Former cricket writer Ted Corbett dies aged 82

Ted Corbett portrait SJA

Ted Corbett, the former cricket correspondent of the Daily Star, and a long-term columnist of the Hindu, has died at the age of 82.

Corbett, whose career began as a tea-boy on the Yorkshire Evening Press, enjoyed a long and varied career that was launched in earnest in 1951, when travelled to Japan on national service, and ended up being based in Tokyo as editor of the armed forces' newspaper, Japan News.

He worked for a variety of publications on his return to England, including the Daily Herald, Daily Mirror, The Daily Telegraph and Daily Express, before being appointed the Daily Star cricket correspondent in 1982.

In 1989, Corbett set up his own sports agency, and went on to become a regular contributor to The Hindu and its sister publication, Sportstar, an association that spanned 25 years.

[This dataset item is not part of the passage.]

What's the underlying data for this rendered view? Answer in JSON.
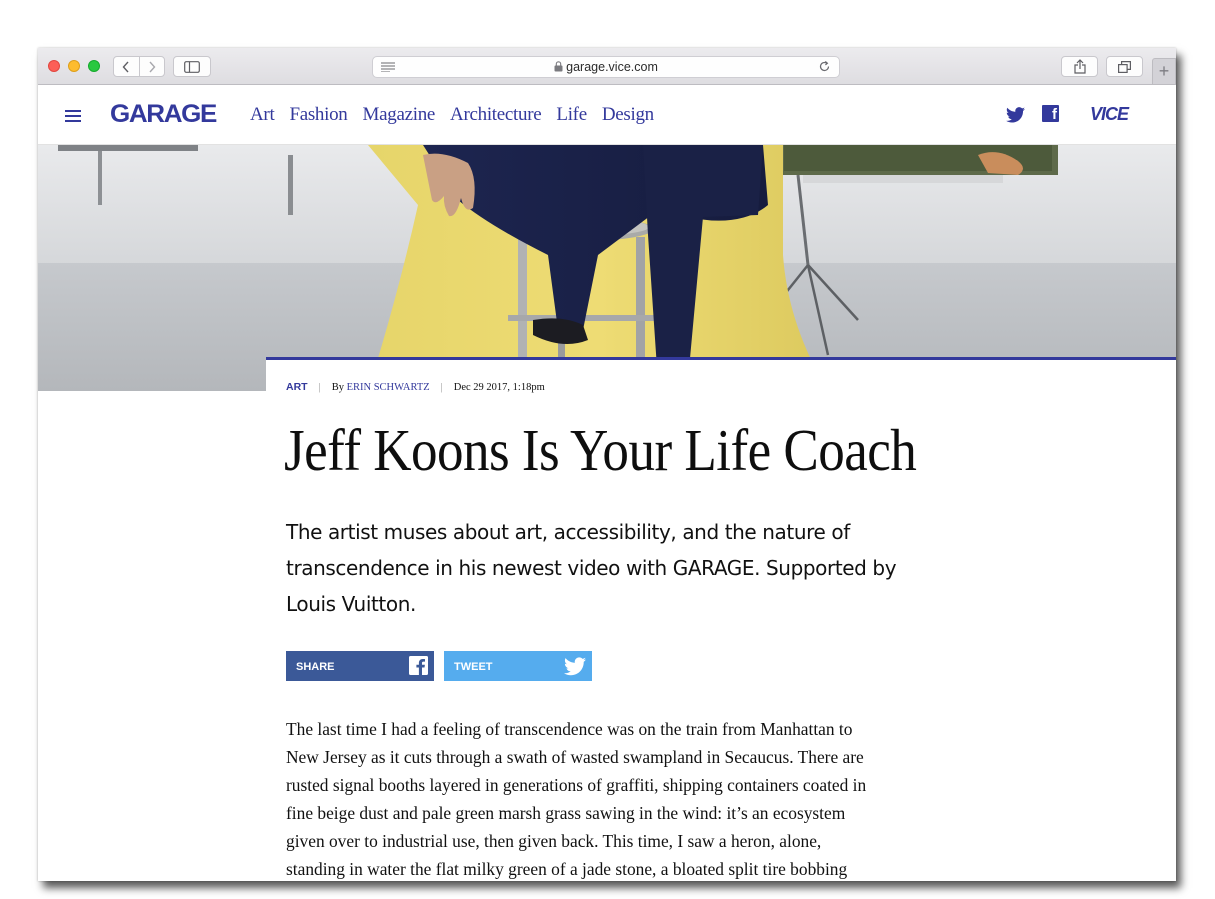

Corbett was an ever-cheerful and engaging presence in a variety of press boxes across the world. "I followed England for 300 Tests and 500 one-day internationals and, like Fred Trueman, I am bloody tired after all the effort," he said last year, after finally retiring at the age of 81.

In the course of his career, Corbett also reported on rugby, football, snooker, golf and athletics. He wrote one work of fiction, The Great Cricket Betting Scandal, which was published in 2000, in addition to a variety of cricket books, including Cricket on the Run: 25 Years of Conflict (1990) and the Wisden Book of Test Captains (1991), which he compiled in conjunction with his long-term partner, Joanne King.